Rutledge filed last week for re-election to the post she won in 2014. Lee suggested he would be more aggressive on the environmental front than Rutledge, who has sided often against Environmental Protection Agency rules and regulations during the Obama administration.
“As attorney general, I will restore the dignity of the office and put nearly forty years of legal experience to work for Arkansas families. I will fight the special interests, big businesses, and elite campaign donors who pollute our air, poison our drinking water, pilfer our natural resources, and hold our elections hostage with ‘dark money,’” Lee said. “I have the right experience to serve as attorney general and get results for all Arkansans.”
Rutledge responded to Lee’s entry in the race:
“I’m proud of my record as Attorney General, protecting Arkansans from criminals, con artists and an overreaching federal government, and I look forward to sharing these accomplishments and my vision throughout this campaign,” Rutledge said. “I will continue creating opportunities for job growth by taking regulatory burdens off the backs of our job creators and aggressively attacking the opioid epidemic that is hitting every family and community without regard to gender, race, neighborhood, education or income. The people of Arkansas know that the right experience matters, and I am honored by the outpouring of support I’ve received from across the state for my re-election as Arkansas’s chief law enforcement officer. As I’ve proven every day, no one will outwork me on behalf of Arkansans.”
In another development, Arkansas Court of Appeals Judge Kenneth Hixson filed Wednesday as a candidate for the Arkansas Supreme Court. The seat is currently held by Justice Courtney Goodson, who is seeking re-election to an eight-year term. Attorney David Sterling, a 2014 GOP candidate for Attorney General, has also filed for the Supreme Court seat.
The race is non-partisan and the primary will be held in conjunction with party primaries on May 22, 2018. If the three-way race does not present a majority vote winner in May, the run-off for the judicial post will be held on the same day as the general election on November 6, 2018.
Hixson grew up in Paris, Arkansas and is a University of Central Arkansas graduate and holds a J.D. from the University of Arkansas in Fayetteville.
He was employed in private practice from 1982 to 1994 in the law firm of Jones & Hixson in Fayetteville. In 1994 he joined P.A.M. Transportation Services, Inc. as its general counsel. In 2004, he reopened his private practice where he remained until he was elected to the Arkansas Court of Appeals in 2012.

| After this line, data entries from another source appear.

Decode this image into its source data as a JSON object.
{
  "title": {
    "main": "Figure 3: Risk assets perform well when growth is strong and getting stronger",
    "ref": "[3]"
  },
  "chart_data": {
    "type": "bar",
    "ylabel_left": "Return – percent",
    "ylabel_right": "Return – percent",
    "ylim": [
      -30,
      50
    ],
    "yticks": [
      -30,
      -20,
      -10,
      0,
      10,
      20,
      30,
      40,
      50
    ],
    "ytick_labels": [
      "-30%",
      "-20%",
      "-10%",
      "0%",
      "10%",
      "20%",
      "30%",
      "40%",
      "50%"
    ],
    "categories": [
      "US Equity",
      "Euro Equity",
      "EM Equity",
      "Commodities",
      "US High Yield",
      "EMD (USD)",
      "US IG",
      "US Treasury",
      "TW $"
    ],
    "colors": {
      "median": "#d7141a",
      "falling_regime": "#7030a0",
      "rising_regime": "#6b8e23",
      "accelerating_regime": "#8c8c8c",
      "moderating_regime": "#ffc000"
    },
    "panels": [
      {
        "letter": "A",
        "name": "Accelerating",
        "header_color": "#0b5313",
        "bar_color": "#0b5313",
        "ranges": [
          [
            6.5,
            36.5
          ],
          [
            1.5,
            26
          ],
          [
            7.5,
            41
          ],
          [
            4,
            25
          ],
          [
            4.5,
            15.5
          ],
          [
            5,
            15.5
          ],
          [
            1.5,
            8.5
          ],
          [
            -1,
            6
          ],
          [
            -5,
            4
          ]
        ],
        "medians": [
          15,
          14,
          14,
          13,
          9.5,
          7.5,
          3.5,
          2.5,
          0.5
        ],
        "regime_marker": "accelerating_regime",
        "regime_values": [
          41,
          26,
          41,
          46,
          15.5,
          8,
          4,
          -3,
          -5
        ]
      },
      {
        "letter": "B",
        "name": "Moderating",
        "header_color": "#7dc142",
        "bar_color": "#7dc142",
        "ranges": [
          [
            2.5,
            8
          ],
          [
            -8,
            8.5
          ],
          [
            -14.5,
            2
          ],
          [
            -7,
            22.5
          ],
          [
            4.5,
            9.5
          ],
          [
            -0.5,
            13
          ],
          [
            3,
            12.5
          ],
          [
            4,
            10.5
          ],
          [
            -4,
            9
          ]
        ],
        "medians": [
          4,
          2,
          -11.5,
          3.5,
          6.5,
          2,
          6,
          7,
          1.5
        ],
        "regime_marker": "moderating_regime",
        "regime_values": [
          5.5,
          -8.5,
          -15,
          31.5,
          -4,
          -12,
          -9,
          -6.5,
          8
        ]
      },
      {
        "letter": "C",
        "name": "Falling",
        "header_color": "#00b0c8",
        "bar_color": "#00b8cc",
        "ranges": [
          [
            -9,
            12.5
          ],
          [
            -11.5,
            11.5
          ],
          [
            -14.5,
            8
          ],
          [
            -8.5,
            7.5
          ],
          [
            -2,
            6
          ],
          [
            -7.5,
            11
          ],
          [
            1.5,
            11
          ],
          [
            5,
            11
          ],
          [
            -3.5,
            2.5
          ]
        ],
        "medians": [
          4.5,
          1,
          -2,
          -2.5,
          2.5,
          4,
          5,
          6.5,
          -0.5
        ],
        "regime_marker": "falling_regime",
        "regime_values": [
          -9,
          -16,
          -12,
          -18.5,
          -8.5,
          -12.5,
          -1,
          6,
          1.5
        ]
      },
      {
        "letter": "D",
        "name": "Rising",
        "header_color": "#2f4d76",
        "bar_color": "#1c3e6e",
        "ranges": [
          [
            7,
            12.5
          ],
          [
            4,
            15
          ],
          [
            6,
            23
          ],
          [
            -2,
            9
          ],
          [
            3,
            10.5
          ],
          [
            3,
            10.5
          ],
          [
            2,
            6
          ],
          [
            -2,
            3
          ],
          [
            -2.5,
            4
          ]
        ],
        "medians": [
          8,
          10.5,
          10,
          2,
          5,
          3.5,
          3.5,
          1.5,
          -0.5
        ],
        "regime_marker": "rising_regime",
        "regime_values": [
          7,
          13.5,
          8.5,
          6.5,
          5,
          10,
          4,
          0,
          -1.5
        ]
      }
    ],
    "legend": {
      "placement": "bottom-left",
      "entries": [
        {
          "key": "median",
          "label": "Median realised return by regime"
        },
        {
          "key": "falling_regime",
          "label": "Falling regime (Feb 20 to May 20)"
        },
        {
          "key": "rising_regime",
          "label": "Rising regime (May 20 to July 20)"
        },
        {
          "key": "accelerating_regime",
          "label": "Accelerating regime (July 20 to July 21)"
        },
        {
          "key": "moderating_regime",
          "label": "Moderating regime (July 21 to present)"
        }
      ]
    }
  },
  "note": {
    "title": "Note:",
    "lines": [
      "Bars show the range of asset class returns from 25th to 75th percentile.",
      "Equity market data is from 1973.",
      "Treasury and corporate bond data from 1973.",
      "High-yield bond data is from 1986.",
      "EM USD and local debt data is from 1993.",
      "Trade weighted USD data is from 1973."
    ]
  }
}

Hixson currently resides in Fayetteville with his wife. They have two children.
“It is an honor to file as a candidate for Supreme Court. Between growing up working in the coal mines of Logan County and owning a small business, I understand the importance of fairness and the value of hard work,“ Hixson said. “What sets me apart in this race is my experience working with Arkansans from a diverse set of backgrounds during my time in private law practice, as general counsel for one of the largest trucking companies in Arkansas, and as a judge on the Arkansas Court of Appeals.”